As I've remarked before, Robert Anton Wilson was a libertarian, but perhaps not a conventional one. Explaining his vote for John Anderson in 1980 he said, "Ideologically, of course, I should have voted for Ed Clark, the Libertarian Party candidate; but I am not that kind of Libertarian, really; I don't hate poor people."
The current term for libertarians who favor a social safety net for the poor and who worry about issues such as sexism and racism is "liberaltarian," although the movement scarcely amounts to more than a few bloggers and their followers and commenters. There's some news from the world of liberaltarianism that I thought I would pass along.
First, the good news. Two of the leaders of the nascent movement, Brink Lindsey and Will Wilkinson, are at work on a book, tentatively titled "The Free Market Progressive: How We Can Use Capitalist Acts Between Consenting Adults to Create Peace, Prosperity, and Justice." If it's a good enough book, it could serve as a kind of manifesto for the movement. I doubt it will be a visionary as Robert Anton Wilson's political writings, but it could be a tad more practical. I'll just add that I hope the book discussed Milton Friedman's negative income tax, which both RAW and Wilkinson have expressed interest in.

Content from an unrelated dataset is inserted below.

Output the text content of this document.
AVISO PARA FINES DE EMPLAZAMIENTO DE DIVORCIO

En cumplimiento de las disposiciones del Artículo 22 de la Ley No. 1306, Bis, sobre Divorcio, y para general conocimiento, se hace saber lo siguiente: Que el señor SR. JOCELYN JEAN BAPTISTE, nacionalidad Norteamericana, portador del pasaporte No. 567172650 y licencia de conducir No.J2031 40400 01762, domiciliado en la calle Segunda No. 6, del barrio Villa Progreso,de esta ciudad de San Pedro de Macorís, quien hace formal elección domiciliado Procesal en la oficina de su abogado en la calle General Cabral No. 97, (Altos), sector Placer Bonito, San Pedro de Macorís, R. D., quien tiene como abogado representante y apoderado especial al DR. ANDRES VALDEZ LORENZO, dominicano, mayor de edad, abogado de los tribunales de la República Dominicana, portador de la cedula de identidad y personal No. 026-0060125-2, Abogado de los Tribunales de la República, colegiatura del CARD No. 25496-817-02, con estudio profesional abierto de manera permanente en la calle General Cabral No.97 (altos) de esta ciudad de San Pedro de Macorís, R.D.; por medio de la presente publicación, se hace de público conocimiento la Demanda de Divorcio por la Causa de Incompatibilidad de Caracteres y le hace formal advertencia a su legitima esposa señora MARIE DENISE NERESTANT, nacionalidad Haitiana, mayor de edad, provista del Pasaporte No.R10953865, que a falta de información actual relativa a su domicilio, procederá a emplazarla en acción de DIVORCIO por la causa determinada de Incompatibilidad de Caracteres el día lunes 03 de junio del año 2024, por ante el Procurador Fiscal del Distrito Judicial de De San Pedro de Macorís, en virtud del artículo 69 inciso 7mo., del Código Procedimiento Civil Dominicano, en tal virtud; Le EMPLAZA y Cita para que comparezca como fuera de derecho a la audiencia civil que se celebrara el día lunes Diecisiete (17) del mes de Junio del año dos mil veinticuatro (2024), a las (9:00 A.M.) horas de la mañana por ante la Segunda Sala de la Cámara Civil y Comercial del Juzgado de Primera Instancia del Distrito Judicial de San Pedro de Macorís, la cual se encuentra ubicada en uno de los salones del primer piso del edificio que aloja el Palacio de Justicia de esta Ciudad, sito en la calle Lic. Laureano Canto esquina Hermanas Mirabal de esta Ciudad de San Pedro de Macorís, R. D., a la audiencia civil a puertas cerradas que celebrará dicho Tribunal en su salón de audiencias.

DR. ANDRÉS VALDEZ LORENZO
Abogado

The possible bad news: Lindsey and Wilkinson apparently have been forced out in a purge at the Cato Institute, the libertarian think-tank in Washington, D.C., according to this report from Dave Weigel. This would suggest there's no room for liberaltarians at the leading libertarian think tank. Also note, however, this post by Ilya Somin, which disputes the "purge" theory. None of the actual principals are talking candidly at the moment, so it's hard to say who has the real story.